И все-таки прекратить работу меня вынудила вовсе не эта странная великомученица — ибо сверхчеловеческая задача продолжать писать, когда тебя буквально пожирают мухи, наоборот, скорее, вдохновляла меня, давая возможность проявлять чудеса ловкости, которых, не будь мух, мне бы ни за что не достичь. Нет, прекратить работу заставил меня запах рыбы, ставший таким зловонным, что меня чуть не вырвало съеденным утром завтраком. Поэтому я велел унести протухшую натурщицу и уже начал было писать своего Христа, но тут же все мухи, которые прежде распределялись между мною и рыбкой, собрались исключительно на моей коже. Я был совершенно голым, причем на теле оставались брызги жидкости из опрокинутого флакончика с фиксатором. Думаю, эта жидкость-то их и привлекала — ибо что касается меня, то я вообще-то довольно чистоплотен. Весь облепленный мухами, я писал все лучше и лучше, при этом с помощью языка и дыхания охраняя свою болячку. Языком я старался слегка приподнять и размягчить верхнюю чешуйку, которая, судя по всему, вот-вот готова была отвалиться. Дыханием же я ее слегка подсушивал, делая выдох одновременно с взмахом кисти. Чешуйка была слишком суха, чтобы отделить от нее малюсенькую пластиночку вмешательством одного только языка, не помогай я себе еще и конвульсивными гримасами (строя их всякий раз, когда брал с палитры краски). А ведь если задуматься, то эта тоненькая пластиночка обладает точь-в-точь теми же свойствами, что и рыбья чешуя! Значит, повторяй я без конца эту операцию, я мог бы наковырять с себя множество рыбьих чешуек. Моя болячка оказалась настоящей мастерской по производству чешуек вроде слюды. Стоит мне сковырнуть одну, как под ней в уголке губ сразу же оказывается другая.
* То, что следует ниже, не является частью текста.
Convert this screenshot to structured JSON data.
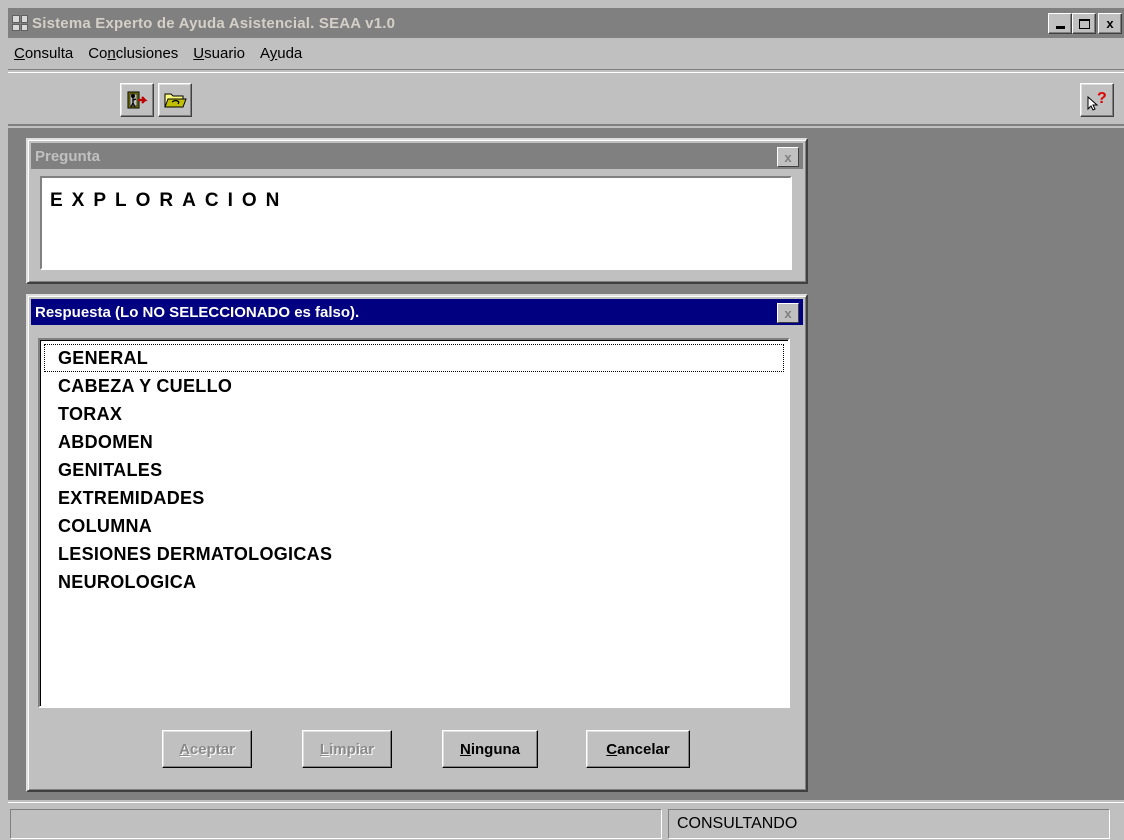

Первую чешуйку я выплюнул себе на колено. Неслыханная удача, у меня сразу же возникло какое-то чрезвычайно острое ощущение, будто чешуйка, ужалив, плотно приросла к моему телу. Я разом перестал писать и закрыл глаза. Мне потребовалось собрать в кулак всю волю, чтобы оставаться неподвижным — до такой степени все лицо у меня было облеплено активно суетящимися мухами. От страха сердце стало бешено колотиться, и я вдруг понял, что отождествляю себя со своей протухшей рыбкой, во всем теле даже начала появляться какая-то непривычная одеревенелость.
— О Боже, я превращаюсь в рыбу!!! — воскликнул я.
Тут же мне в голову полезли доказательства того, что мысль эта сама по себе не так уж и неправдоподобна. Чешуйка с моей болячки обожгла мне колено, а потом стала размножаться. Я ощутил, как покрываются чешуей мои ляжки — сперва одна, потом другая, теперь живот. Я хотел испить это чудо до дна и, наверное, минут пятнадцать стоял, не в силах открыть глаза.
— А теперь, — сказал я себе, все еще до конца не веря чуду, — я открою глаза и увижу, что действительно превратился в рыбу.
Пот лил с меня ручьями, тело обволакивало увядающее тепло заходящего солнца. Наконец я все-таки разомкнул веки…
Ну и дела! Я весь был покрыт блестящими чешуйками!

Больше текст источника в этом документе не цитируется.